SHE GREW UP the granddaughter of Grammy-nominated gospel singer Theola Booker — who also taught piano lessons to an elementary-school-aged Beyoncé — so is it any mystery that local chanteuse Peyton loves music?
"My parents say I was singing before I could talk," says the rising star, whose recent accolades include turning up on an HBO soundtrack, being written up in Rolling Stone, and a nationwide fall tour. "Being surrounded by music and in a family of musicians, it was easy to gravitate towards it. My grandmother made sure I was the best I could be."
Of course, it was more than just her gifted family that influenced Peyton, a Kinder High School for the Performing Arts alum who also dabbled with Theatre Under the Stars' programs. She also credits the city of Houston itself with shaping her sound. "Houston is a place that made me who I am because it's culturally diverse," she says. "There's so much variety we're exposed to daily, and it's played a part in my artistry. I'm so grateful I'm from here." Her style blends vocal jazz and neo-soul in an R&B twist, a complement to her earthy, natural and even shy demeanor. She so closely resembles the girl next door it's a surprise to find she's a burgeoning recording star.
Her first album, Reach Out, dropped in 2019, and two of her singles were featured in the HBO hit series Insecure. "When the day came when the episode would be aired, I just couldn't believe it fully," Peyton says. "I freaked out, and it was an awesome moment. [Insecure co-creator and star Issa Rae] had been a fan of mine and loved my music for years, and it was the perfect music for the scenes."
It turns out, Rae wasn't the only one noticing Peyton's rise. Rolling Stone featured her in its annual "Hot List" this summer, saying her "music fits alongside a deep tradition of soul and R&B in Houston" and notes her "bright and emotive croon." She was also tapped to tour with rapper Theophilus London.

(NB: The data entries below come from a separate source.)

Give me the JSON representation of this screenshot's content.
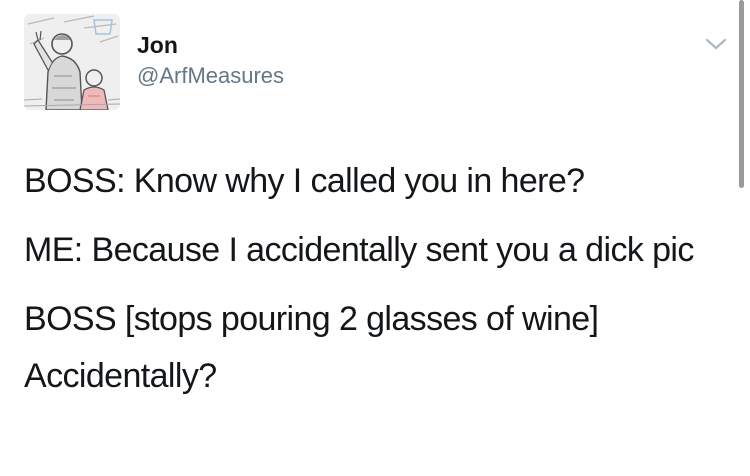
{
  "tweet": {
    "author": {
      "display_name": "Jon",
      "handle": "@ArfMeasures",
      "avatar_icon": "avatar-photo"
    },
    "menu_icon": "chevron-down-icon",
    "lines": [
      "BOSS: Know why I called you in here?",
      "ME: Because I accidentally sent you a dick pic",
      "BOSS [stops pouring 2 glasses of wine] Accidentally?"
    ]
  },
  "colors": {
    "text": "#14171a",
    "secondary_text": "#657786",
    "chevron": "#aab8c2",
    "scrollbar": "#9a9a9a"
  }
}
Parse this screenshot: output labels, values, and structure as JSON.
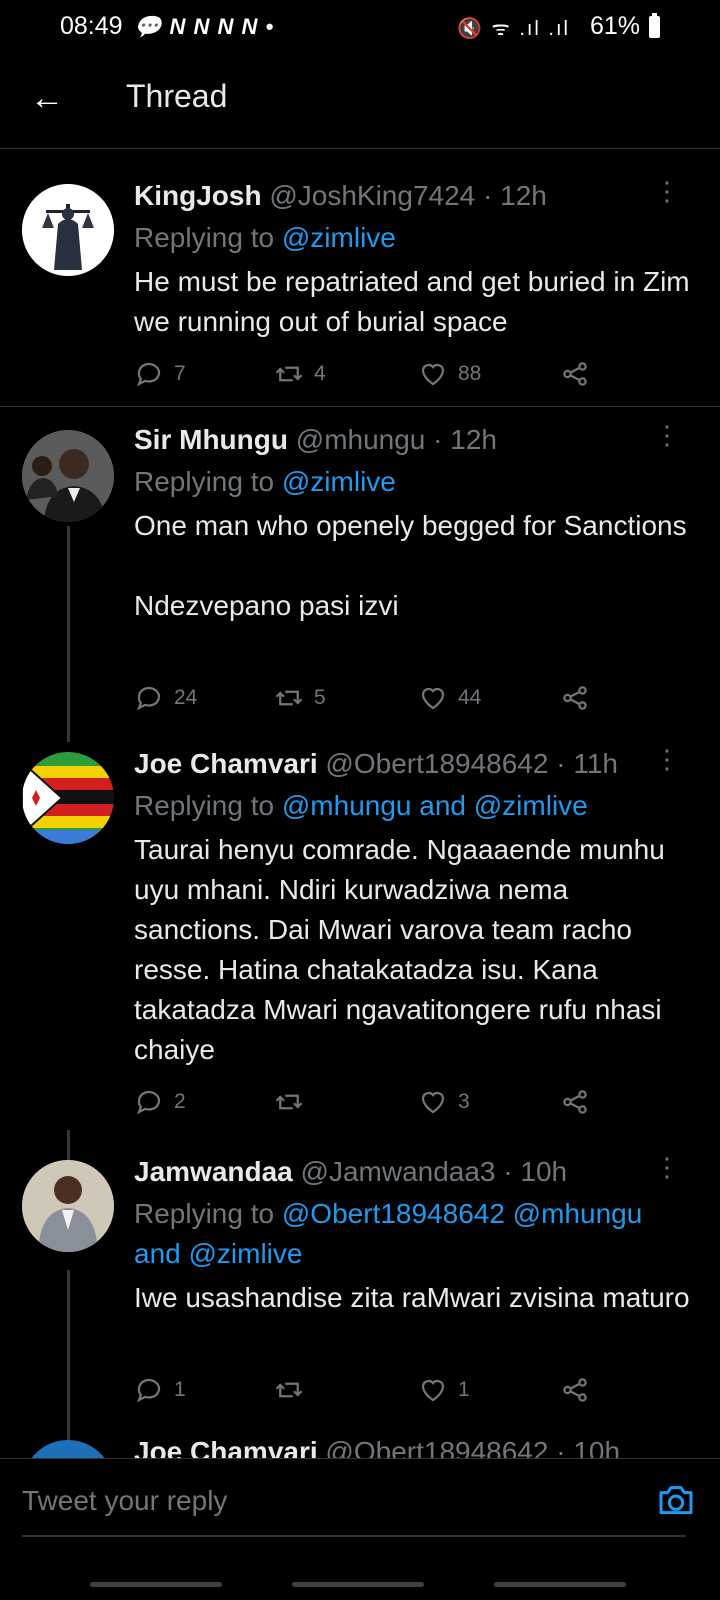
{
  "status_bar": {
    "time": "08:49",
    "notifications": "💬 N N N N •",
    "battery": "61%",
    "icons": "🔇 ᯤ .ıl .ıl"
  },
  "header": {
    "title": "Thread",
    "back_glyph": "←"
  },
  "tweets": [
    {
      "name": "KingJosh",
      "handle": "@JoshKing7424 · 12h",
      "replying_prefix": "Replying to ",
      "replying_to": "@zimlive",
      "text": "He must be repatriated and get buried in Zim we running out of burial space",
      "replies": "7",
      "retweets": "4",
      "likes": "88"
    },
    {
      "name": "Sir Mhungu",
      "handle": "@mhungu · 12h",
      "replying_prefix": "Replying to ",
      "replying_to": "@zimlive",
      "text": "One man who openely begged for Sanctions\n\nNdezvepano pasi izvi",
      "replies": "24",
      "retweets": "5",
      "likes": "44"
    },
    {
      "name": "Joe Chamvari",
      "handle": "@Obert18948642 · 11h",
      "replying_prefix": "Replying to ",
      "replying_to": "@mhungu and @zimlive",
      "text": "Taurai henyu comrade. Ngaaaende munhu uyu mhani. Ndiri kurwadziwa nema sanctions. Dai Mwari varova team racho resse. Hatina chatakatadza isu. Kana takatadza Mwari ngavatitongere rufu nhasi chaiye",
      "replies": "2",
      "retweets": "",
      "likes": "3"
    },
    {
      "name": "Jamwandaa",
      "handle": "@Jamwandaa3 · 10h",
      "replying_prefix": "Replying to ",
      "replying_to": "@Obert18948642 @mhungu and @zimlive",
      "text": "Iwe usashandise zita raMwari zvisina maturo",
      "replies": "1",
      "retweets": "",
      "likes": "1"
    },
    {
      "name": "Joe Chamvari",
      "handle": "@Obert18948642 · 10h"
    }
  ],
  "compose": {
    "placeholder": "Tweet your reply"
  },
  "colors": {
    "background": "#000000",
    "text": "#e7e9ea",
    "muted": "#71767b",
    "link": "#1d9bf0",
    "divider": "#2f3336"
  }
}
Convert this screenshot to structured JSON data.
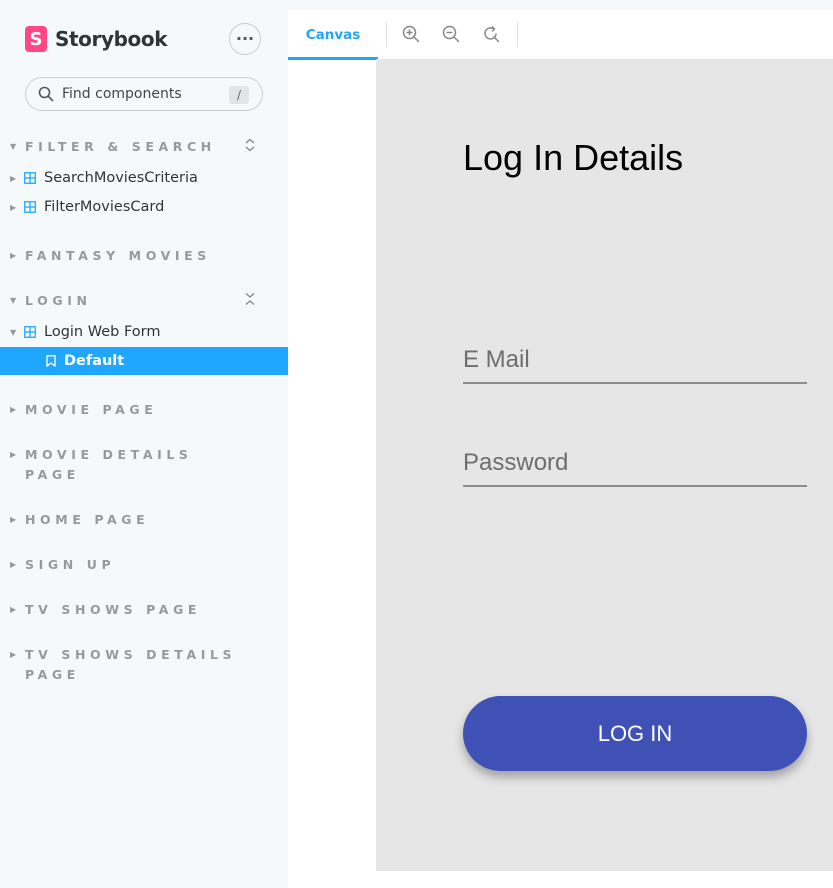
{
  "sidebar": {
    "brand": {
      "logo_letter": "S",
      "name": "Storybook",
      "accent": "#ff4785"
    },
    "menu_icon": "ellipsis-icon",
    "search": {
      "placeholder": "Find components",
      "shortcut": "/"
    },
    "groups": [
      {
        "label": "FILTER & SEARCH",
        "expanded": true
      },
      {
        "label": "FANTASY MOVIES",
        "expanded": false
      },
      {
        "label": "LOGIN",
        "expanded": true
      },
      {
        "label": "MOVIE PAGE",
        "expanded": false
      },
      {
        "label": "MOVIE DETAILS PAGE",
        "expanded": false
      },
      {
        "label": "HOME PAGE",
        "expanded": false
      },
      {
        "label": "SIGN UP",
        "expanded": false
      },
      {
        "label": "TV SHOWS PAGE",
        "expanded": false
      },
      {
        "label": "TV SHOWS DETAILS PAGE",
        "expanded": false
      }
    ],
    "components": [
      {
        "label": "SearchMoviesCriteria"
      },
      {
        "label": "FilterMoviesCard"
      },
      {
        "label": "Login Web Form"
      }
    ],
    "selected_story": "Default",
    "selected_color": "#1ea7fd"
  },
  "toolbar": {
    "tab_label": "Canvas",
    "tools": [
      "zoom-in-icon",
      "zoom-out-icon",
      "reset-zoom-icon"
    ]
  },
  "form": {
    "title": "Log In Details",
    "email_placeholder": "E Mail",
    "password_placeholder": "Password",
    "submit_label": "LOG IN",
    "button_color": "#3f51b5"
  }
}
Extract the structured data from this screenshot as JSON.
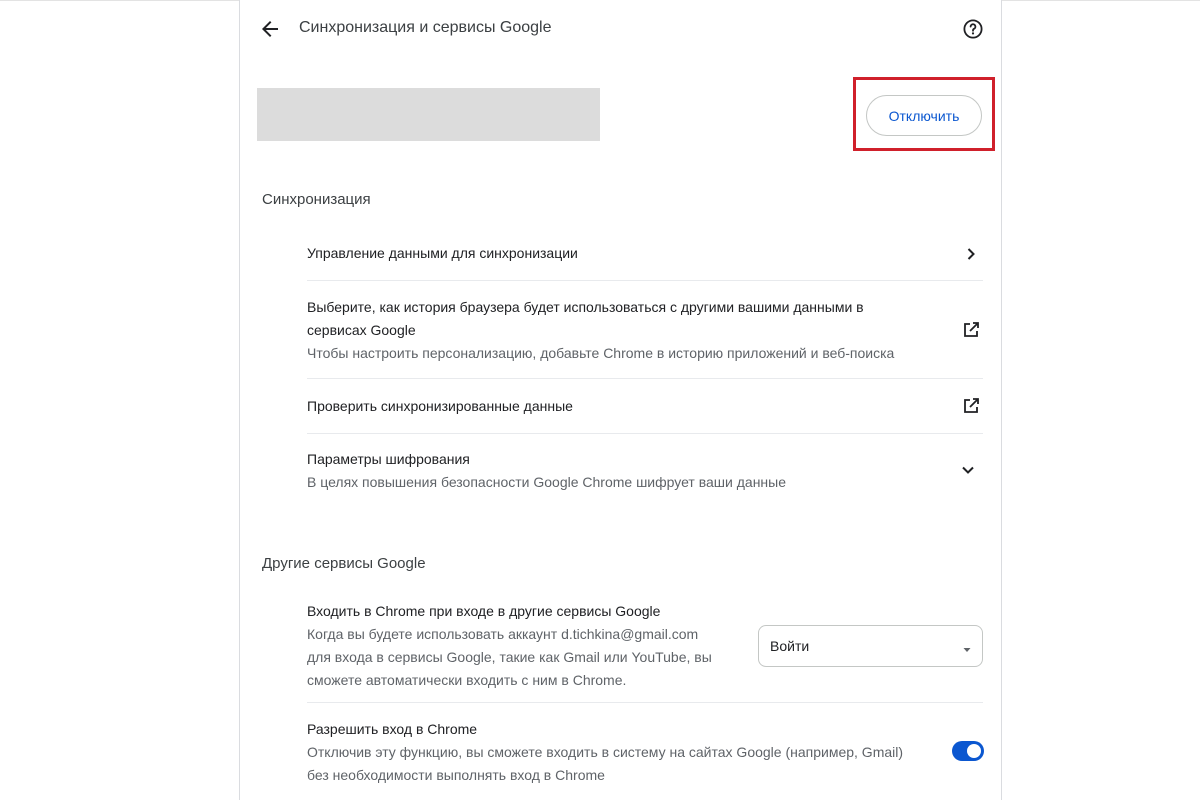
{
  "header": {
    "title": "Синхронизация и сервисы Google",
    "back_icon": "arrow-back-icon",
    "help_icon": "help-circle-icon"
  },
  "account": {
    "disconnect_label": "Отключить"
  },
  "sync_section": {
    "title": "Синхронизация",
    "rows": [
      {
        "title": "Управление данными для синхронизации",
        "icon": "chevron-right-icon"
      },
      {
        "title_line1": "Выберите, как история браузера будет использоваться с другими вашими данными в",
        "title_line2": "сервисах Google",
        "subtitle": "Чтобы настроить персонализацию, добавьте Chrome в историю приложений и веб-поиска",
        "icon": "open-in-new-icon"
      },
      {
        "title": "Проверить синхронизированные данные",
        "icon": "open-in-new-icon"
      },
      {
        "title": "Параметры шифрования",
        "subtitle": "В целях повышения безопасности Google Chrome шифрует ваши данные",
        "icon": "chevron-down-icon"
      }
    ]
  },
  "other_section": {
    "title": "Другие сервисы Google",
    "signin_row": {
      "title": "Входить в Chrome при входе в другие сервисы Google",
      "desc_line1": "Когда вы будете использовать аккаунт d.tichkina@gmail.com",
      "desc_line2": "для входа в сервисы Google, такие как Gmail или YouTube, вы",
      "desc_line3": "сможете автоматически входить с ним в Chrome.",
      "select_value": "Войти"
    },
    "allow_row": {
      "title": "Разрешить вход в Chrome",
      "desc_line1": "Отключив эту функцию, вы сможете входить в систему на сайтах Google (например, Gmail)",
      "desc_line2": "без необходимости выполнять вход в Chrome",
      "toggle_on": true
    }
  },
  "colors": {
    "accent": "#0b57d0",
    "highlight": "#d0202b",
    "placeholder": "#dcdcdc"
  }
}
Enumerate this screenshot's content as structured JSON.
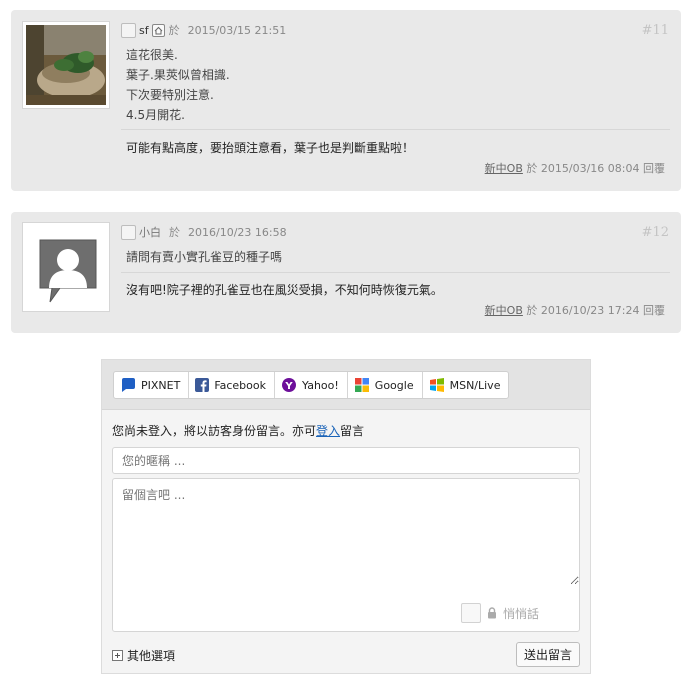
{
  "comments": [
    {
      "author": "sf",
      "preposition": "於",
      "datetime": "2015/03/15 21:51",
      "number": "#11",
      "lines": [
        "這花很美.",
        "葉子.果莢似曾相識.",
        "下次要特別注意.",
        "4.5月開花."
      ],
      "reply": {
        "text": "可能有點高度，要抬頭注意看，葉子也是判斷重點啦！",
        "author": "新中OB",
        "preposition": "於",
        "datetime": "2015/03/16 08:04",
        "action": "回覆"
      }
    },
    {
      "author": "小白",
      "preposition": "於",
      "datetime": "2016/10/23 16:58",
      "number": "#12",
      "lines": [
        "請問有賣小實孔雀豆的種子嗎"
      ],
      "reply": {
        "text": "沒有吧!院子裡的孔雀豆也在風災受損，不知何時恢復元氣。",
        "author": "新中OB",
        "preposition": "於",
        "datetime": "2016/10/23 17:24",
        "action": "回覆"
      }
    }
  ],
  "form": {
    "tabs": [
      {
        "label": "PIXNET",
        "icon": "pixnet-icon",
        "color": "#1f5fc4"
      },
      {
        "label": "Facebook",
        "icon": "facebook-icon",
        "color": "#3b5998"
      },
      {
        "label": "Yahoo!",
        "icon": "yahoo-icon",
        "color": "#6d0f9a"
      },
      {
        "label": "Google",
        "icon": "google-icon",
        "color": "#34a853"
      },
      {
        "label": "MSN/Live",
        "icon": "msn-icon",
        "color": "#e8711a"
      }
    ],
    "login_prefix": "您尚未登入，將以訪客身份留言。亦可",
    "login_link": "登入",
    "login_suffix": "留言",
    "nickname_placeholder": "您的暱稱 ...",
    "message_placeholder": "留個言吧 ...",
    "secret_label": "悄悄話",
    "more_options": "其他選項",
    "submit": "送出留言"
  }
}
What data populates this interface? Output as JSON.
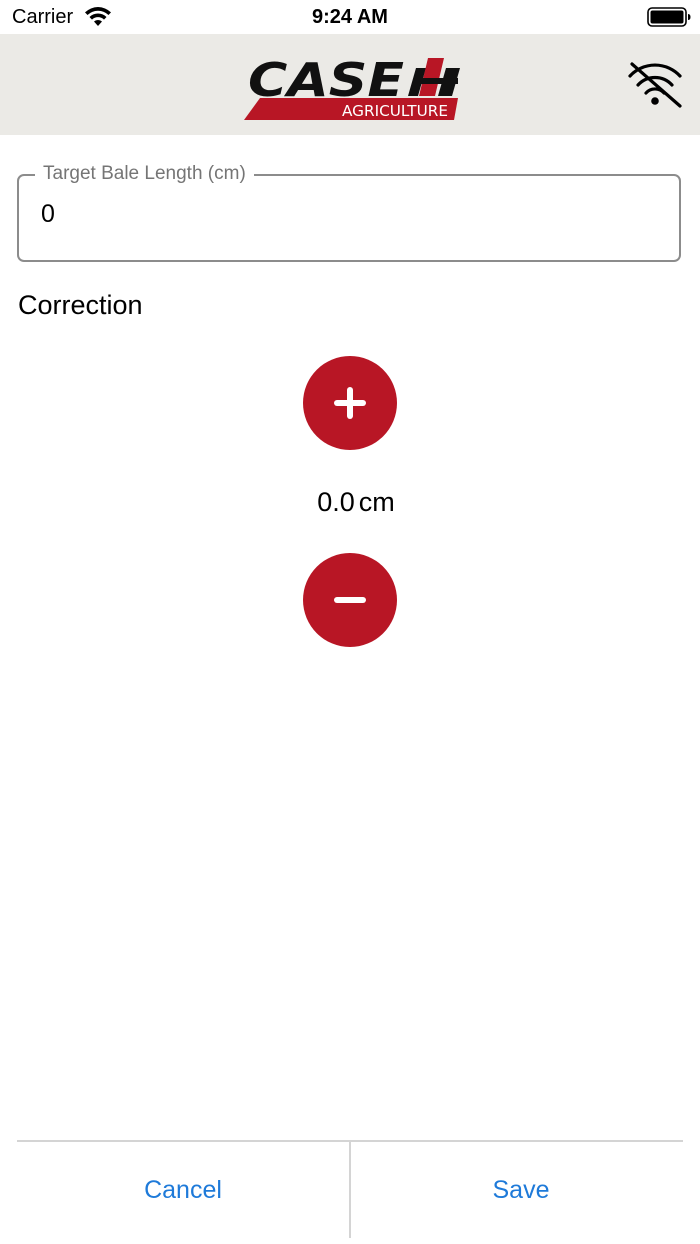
{
  "status_bar": {
    "carrier": "Carrier",
    "time": "9:24 AM"
  },
  "header": {
    "logo_text": "CASE",
    "logo_subtitle": "AGRICULTURE",
    "connection_icon": "wifi-off-icon",
    "brand_color": "#b81625"
  },
  "form": {
    "target_label": "Target Bale Length (cm)",
    "target_value": "0"
  },
  "correction": {
    "title": "Correction",
    "value": "0.0",
    "unit": "cm",
    "increase_icon": "plus-icon",
    "decrease_icon": "minus-icon"
  },
  "actions": {
    "cancel_label": "Cancel",
    "save_label": "Save",
    "link_color": "#1e7ad9"
  }
}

Now Peyton has dropped her smooth-grooving sophomore album, PSA, which is available to stream. The album's name is partially derived from the idea that it's "Peyton's Second Album," but it also allowed her to explore her vulnerability. "I was able to talk about love, loss of relationships, acceptance of death, imagination, creativity, and friendships," she says. "I was able to show most if not all the types of sounds that I appreciate." She incorporates hints of jazz, pop fusion, pop, R&B, dream pop and '90s-style drum-and-base.
Peyton says ultimately her current success owes as much as anything to simply making a commitment to show up and do the work; it's how she made it onto HBO, after all. "It's a testament that you have to put yourself out there. You can resonate with someone," she says. "You never know who is watching or listening."